Several studies are done to determine the correlation between morphological features of low-grade gliomas and their 1p/19q codeletion status. Patel et al.  showed in his study that, among low grade gliomas, the absence T2-FLAIR mismatch is a highly specific marker for the IDH-mutated and 1p/19q codeleted molecular subtype of IDH-mutant gliomas .
Lasocki et al.  also showed that more than 50% T2-FLAIR mismatch is strong predictor of a non-codeleted tumor, while the tumor is likely 1p/19q-codeleted if there are calcifications . According to study by Yamauchi et al. , IDH-mutated and 1p/19q codeleted tumors are characterized by the presence of calcification, frontal lobe location .

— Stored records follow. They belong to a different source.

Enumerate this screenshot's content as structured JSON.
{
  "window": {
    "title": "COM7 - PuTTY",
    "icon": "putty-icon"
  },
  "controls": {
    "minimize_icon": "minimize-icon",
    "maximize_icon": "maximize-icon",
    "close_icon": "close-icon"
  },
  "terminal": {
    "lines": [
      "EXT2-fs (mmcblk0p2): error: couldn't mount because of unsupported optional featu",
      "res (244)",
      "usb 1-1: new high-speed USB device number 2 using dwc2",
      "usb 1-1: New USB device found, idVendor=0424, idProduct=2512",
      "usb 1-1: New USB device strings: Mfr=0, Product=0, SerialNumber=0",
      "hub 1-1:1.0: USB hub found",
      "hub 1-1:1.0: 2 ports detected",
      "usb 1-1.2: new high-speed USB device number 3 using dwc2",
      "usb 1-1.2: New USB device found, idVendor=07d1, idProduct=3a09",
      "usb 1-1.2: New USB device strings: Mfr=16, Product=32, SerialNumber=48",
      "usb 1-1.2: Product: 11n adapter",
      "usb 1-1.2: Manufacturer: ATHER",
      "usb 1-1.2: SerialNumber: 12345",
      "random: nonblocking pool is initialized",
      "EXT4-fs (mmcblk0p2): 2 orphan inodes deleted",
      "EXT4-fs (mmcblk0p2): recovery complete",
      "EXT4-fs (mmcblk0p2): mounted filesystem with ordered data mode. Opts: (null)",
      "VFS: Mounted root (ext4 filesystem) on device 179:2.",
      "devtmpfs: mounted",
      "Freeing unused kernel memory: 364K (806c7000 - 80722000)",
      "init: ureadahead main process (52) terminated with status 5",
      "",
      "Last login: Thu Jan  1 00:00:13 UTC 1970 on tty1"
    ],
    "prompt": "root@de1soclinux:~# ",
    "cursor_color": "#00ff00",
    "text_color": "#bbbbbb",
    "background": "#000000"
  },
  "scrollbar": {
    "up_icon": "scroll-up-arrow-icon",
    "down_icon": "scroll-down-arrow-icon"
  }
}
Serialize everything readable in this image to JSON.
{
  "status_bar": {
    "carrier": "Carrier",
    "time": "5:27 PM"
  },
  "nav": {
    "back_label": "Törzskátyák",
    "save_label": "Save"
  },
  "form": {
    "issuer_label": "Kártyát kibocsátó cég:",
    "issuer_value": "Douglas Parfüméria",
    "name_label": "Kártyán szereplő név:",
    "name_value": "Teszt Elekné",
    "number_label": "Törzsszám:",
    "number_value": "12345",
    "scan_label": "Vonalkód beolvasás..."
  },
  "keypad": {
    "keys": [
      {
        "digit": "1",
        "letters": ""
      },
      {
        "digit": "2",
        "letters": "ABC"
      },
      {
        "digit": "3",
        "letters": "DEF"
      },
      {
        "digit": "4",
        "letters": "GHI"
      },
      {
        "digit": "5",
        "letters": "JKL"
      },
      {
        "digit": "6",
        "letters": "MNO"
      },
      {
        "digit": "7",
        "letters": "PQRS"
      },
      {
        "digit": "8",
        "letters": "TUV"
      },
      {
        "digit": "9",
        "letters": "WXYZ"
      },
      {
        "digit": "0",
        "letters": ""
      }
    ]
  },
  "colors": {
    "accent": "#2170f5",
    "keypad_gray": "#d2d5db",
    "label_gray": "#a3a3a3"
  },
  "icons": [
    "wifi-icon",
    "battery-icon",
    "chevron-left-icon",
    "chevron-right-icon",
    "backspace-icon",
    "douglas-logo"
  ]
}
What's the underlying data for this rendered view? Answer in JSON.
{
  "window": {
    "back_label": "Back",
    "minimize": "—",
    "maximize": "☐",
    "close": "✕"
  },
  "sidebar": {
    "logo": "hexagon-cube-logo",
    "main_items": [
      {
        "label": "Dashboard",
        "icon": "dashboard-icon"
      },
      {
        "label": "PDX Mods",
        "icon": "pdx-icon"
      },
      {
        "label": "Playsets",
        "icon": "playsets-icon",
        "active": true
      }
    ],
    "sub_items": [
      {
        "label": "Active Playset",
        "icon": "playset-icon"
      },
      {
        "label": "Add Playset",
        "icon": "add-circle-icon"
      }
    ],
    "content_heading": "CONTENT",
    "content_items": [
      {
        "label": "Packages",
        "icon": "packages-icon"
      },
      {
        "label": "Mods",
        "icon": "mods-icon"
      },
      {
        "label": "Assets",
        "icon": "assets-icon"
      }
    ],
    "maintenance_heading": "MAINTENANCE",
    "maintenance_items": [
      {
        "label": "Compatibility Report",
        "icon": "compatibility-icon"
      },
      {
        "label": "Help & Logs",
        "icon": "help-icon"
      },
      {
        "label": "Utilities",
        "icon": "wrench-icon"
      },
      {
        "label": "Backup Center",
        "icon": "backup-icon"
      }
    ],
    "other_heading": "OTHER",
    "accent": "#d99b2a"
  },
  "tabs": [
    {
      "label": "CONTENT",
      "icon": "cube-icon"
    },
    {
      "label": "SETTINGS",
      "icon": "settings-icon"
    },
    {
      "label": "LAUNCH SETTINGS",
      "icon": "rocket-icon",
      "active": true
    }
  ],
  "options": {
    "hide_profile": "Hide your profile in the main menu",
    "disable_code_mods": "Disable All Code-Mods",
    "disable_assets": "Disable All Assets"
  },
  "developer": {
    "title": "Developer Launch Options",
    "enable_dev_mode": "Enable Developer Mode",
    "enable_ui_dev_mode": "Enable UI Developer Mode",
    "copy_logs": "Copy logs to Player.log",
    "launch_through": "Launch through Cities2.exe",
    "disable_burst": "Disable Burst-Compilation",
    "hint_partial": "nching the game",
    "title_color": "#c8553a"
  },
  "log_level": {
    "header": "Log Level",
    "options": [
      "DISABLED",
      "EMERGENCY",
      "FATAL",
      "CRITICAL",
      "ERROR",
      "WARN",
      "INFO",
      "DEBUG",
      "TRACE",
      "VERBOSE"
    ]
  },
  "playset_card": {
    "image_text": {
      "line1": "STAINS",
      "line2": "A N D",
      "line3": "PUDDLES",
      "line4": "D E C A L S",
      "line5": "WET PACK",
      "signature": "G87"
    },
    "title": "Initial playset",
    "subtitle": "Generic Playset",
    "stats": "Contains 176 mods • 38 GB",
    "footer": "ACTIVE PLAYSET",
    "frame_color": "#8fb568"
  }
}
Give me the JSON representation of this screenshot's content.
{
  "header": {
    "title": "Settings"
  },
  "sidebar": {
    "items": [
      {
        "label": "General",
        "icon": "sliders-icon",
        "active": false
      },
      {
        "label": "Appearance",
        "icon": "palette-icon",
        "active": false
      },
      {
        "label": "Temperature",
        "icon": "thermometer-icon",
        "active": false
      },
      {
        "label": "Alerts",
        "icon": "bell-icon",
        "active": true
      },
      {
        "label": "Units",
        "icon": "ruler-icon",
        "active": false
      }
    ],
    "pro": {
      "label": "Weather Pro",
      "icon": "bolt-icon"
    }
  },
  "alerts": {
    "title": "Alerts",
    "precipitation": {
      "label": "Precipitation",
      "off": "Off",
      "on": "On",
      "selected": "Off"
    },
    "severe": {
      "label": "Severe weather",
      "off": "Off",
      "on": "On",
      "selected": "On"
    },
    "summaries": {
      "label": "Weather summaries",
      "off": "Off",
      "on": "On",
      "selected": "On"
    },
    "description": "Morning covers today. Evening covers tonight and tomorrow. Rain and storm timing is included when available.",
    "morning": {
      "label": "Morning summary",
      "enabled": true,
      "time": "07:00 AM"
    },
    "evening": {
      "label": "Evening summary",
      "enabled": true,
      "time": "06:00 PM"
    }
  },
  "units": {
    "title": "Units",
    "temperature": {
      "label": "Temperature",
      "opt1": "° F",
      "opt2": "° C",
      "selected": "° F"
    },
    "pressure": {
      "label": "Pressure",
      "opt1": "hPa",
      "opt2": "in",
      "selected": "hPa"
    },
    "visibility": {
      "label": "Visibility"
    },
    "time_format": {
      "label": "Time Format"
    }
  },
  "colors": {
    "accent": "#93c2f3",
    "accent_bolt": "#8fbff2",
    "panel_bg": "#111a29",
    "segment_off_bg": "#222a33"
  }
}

Johnson et al.  have shown that non-circumscribed borders correlate with 1p/19q codeleted oligodendroglioma , but this appearance was also present in 45% of 1p/19q intact astrocytoma reducing the specificity to predict codeletion with confidence. Bahrami et al.  showed in their study that among patients with
IDH mutant tumors, 1p/19q co-deleted tumors had greater signal
heterogeneity and lower edge contrast enhancement compared to
1p/19q intact tumors . If formal 1p/19q testing is not possible,
above mentioned MR imaging features would be more helpful in
determining 1p/19q status.
After the introduction of 2016 WHO classification of CNS
tumors, it is becoming more important to determine the
morphological characters of low-grade gliomas which correlates
with their IDH and 1p/19q status as determining these subgroups
on initial MRI imaging may impact clinical decision making. Above
mentioned studies have shown that IDH wild type astrocytoma are
more common in older age group, have multifocal/multicentric
distribution, shows more ill-defined borders on FLAIR sequences,
showed greater signal heterogeneity and lower edge contrast
enhancement, have larger proportion of enhancing tumors.
1p/19q codeleted oligodendroglioma shows presence of
calcification, frontal lobe predominance and absence of T2-FLAIR
mismatch sign. While more than 50% T2-FLAIR mismatch is strong
predictor of a non-codeleted tumor. Although ill-defined borders
correlate with 1p/19q codeletion but it was also present in 45% of
noncodeleted tumors in one study making this MR imaging feature
less specific. In case if molecular testing is not possible these
imaging features can help us determining molecular subgroups.
However, we still need further comprehensive evaluation of these
imaging features to further strengthen our diagnostic confidence.